Figure 2: Sample tracklets. Both noise from other players as well as occlusion makes it difficult to correctly detect kit numbers.
RGB and Clustering
The RGB module performs clustering in the RGB and CIELAB color spaces, effectively differentiating team kits through color analysis. The approach, highlighted by the extraction of RGB values from specific regions of interest within the tracklets, is crucial for maintaining accuracy in diverse lighting conditions.
Figure 3: Sample regions of interest within tracklets.
Figure 4: Sample clustering. Illustrated in RGB space.
OCR Module
OCR techniques, using PaddleOCR or EasyOCR, identify kit numbers from the cropped player images. A scoring function combining IoU and BRISQUE scores ranks image crops to prioritize clearer views for OCR processes. Future improvements suggest developing task-specific models to enhance precision further.
Evaluation
The efficacy of PlayerTV is tested on datasets from the Norwegian Eliteserien league. The evaluations focus on three main performance metrics: team mapping, OCR, and combined player mapping accuracy, with CIELAB color space demonstrating superior results compared to weighted RGB under complex conditions.
Figure 5: Sample frame from Video 9 - Challenging light conditions make weighted RGB perform worse than CIELAB.
Numerical Results
The overall team mapping accuracy reached 91.5% with CIELAB, while OCR accuracy for identifying correct kit numbers peaked at 30.6%. The combination of methods achieved a slightly lower accuracy, limited by the OCR component, suggesting future enhancements in this area could lead to overall improvements.
Interactive GUI
The GUI efficiently interfaces with the core pipeline, allowing users to set parameters and produce custom clips.
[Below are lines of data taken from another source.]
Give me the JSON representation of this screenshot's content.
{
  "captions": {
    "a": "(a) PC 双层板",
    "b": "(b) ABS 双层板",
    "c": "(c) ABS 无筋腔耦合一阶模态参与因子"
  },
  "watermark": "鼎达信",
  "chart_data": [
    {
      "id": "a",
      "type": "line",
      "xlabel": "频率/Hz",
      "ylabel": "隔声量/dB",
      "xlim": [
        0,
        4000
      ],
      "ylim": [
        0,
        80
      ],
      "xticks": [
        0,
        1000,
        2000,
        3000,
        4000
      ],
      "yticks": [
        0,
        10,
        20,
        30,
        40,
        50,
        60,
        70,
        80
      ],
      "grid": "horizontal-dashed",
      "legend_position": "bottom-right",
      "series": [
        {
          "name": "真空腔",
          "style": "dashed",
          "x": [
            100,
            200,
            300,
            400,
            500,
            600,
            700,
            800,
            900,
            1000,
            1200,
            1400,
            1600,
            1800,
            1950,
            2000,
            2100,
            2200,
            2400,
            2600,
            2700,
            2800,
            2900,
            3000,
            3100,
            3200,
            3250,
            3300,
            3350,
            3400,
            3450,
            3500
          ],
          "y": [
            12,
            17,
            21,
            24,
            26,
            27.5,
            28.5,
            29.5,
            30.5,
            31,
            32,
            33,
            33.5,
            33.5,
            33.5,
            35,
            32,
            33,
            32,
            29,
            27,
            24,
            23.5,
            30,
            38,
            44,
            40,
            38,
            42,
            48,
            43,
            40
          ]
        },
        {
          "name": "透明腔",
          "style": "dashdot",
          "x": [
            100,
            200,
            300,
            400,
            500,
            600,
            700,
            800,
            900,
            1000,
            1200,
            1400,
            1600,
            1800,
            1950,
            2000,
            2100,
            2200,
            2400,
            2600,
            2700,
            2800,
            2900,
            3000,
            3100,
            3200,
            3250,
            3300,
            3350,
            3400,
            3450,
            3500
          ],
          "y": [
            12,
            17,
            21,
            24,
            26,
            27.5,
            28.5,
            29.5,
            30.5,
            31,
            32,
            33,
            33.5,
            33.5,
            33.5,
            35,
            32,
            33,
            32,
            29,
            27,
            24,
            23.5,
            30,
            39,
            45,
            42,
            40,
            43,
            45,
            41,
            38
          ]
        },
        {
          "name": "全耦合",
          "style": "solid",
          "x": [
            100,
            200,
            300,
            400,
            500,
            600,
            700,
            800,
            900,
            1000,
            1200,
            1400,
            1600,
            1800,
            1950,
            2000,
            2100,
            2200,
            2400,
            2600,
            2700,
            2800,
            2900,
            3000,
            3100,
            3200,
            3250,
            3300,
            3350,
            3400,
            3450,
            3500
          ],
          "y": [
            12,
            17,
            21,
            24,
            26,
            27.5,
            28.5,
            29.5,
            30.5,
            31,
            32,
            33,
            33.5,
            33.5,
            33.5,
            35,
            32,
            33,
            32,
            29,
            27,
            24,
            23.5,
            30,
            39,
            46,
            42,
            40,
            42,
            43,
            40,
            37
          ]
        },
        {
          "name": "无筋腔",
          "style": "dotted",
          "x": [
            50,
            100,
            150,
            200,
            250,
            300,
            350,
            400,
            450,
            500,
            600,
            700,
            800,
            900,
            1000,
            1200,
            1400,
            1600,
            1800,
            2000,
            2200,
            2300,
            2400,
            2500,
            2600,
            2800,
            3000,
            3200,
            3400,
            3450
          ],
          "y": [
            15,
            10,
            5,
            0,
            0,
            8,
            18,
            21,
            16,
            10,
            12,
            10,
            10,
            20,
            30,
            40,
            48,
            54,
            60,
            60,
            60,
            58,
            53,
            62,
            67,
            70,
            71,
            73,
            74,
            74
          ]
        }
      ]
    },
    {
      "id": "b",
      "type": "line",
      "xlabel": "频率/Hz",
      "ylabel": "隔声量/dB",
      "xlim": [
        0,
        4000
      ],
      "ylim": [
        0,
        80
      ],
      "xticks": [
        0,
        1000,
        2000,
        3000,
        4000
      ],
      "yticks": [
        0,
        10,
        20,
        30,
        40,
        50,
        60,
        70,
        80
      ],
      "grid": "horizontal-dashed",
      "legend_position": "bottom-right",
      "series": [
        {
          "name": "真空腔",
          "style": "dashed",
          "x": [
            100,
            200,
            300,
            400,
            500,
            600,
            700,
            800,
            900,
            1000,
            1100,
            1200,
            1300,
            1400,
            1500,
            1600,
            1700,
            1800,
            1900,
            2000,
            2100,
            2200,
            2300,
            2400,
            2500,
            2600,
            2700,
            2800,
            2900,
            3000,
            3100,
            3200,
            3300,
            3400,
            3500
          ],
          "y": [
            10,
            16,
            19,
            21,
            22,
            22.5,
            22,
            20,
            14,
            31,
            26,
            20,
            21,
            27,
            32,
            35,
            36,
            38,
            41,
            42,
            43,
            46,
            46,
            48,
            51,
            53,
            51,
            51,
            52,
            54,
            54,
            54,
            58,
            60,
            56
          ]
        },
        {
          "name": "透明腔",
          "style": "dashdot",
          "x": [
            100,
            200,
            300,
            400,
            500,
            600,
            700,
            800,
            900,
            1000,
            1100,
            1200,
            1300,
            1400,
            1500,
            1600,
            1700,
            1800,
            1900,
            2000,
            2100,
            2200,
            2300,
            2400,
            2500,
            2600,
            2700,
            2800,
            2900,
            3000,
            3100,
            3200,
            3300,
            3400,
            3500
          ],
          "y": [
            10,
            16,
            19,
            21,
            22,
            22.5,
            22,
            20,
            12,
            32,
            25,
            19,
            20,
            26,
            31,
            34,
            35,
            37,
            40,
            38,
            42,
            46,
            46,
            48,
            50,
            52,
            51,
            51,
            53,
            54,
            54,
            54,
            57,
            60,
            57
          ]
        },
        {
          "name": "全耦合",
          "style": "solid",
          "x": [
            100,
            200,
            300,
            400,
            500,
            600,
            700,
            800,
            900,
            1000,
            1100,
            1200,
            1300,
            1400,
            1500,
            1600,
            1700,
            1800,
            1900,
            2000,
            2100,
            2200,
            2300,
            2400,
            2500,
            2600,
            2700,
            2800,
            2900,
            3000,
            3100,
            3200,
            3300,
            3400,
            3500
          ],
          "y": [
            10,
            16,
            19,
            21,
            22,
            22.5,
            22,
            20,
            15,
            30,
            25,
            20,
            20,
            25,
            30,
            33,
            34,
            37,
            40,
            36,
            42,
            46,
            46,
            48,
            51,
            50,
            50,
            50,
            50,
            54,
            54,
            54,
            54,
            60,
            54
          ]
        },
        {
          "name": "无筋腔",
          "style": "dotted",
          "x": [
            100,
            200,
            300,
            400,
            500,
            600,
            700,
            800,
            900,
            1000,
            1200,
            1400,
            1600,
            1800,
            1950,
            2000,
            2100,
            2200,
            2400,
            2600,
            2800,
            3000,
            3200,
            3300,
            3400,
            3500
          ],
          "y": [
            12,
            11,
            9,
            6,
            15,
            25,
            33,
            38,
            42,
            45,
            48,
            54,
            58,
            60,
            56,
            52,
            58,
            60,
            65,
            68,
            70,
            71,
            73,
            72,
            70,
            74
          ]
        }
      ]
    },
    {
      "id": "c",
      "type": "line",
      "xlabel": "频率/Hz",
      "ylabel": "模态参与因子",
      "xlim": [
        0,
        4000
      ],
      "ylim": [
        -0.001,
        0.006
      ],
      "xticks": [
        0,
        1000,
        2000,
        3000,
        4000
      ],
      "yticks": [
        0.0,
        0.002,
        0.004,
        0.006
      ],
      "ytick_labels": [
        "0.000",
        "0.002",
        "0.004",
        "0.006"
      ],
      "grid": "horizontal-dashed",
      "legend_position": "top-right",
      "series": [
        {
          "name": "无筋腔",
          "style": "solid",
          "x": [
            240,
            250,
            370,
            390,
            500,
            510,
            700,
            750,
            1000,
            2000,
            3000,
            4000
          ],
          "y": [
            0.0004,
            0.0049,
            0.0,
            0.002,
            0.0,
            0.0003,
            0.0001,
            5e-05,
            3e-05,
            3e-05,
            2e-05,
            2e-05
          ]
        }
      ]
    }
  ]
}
Its design facilitates ease of use and operational efficiency, managing live video inputs primarily in HLS playlists, with future expansions planned for local MP4 compatibility.
PlayerTV's processing speed is approximately 1 frame per second on a high-performance computing cluster, signifying potential areas for optimization in hardware acceleration and algorithm efficiency.
Conclusion
PlayerTV significantly automates the video annotation process in sports analytics, demonstrating substantial promise for analyzing player performance and fan engagement strategies. Future development will likely focus on refining OCR accuracy and improving real-time processing capabilities to broaden the framework's applicability across different sports and scenarios. The open-source nature of the project encourages further research and development within the community, suggesting potential advancements in player tracking technology and automated highlight clip generation.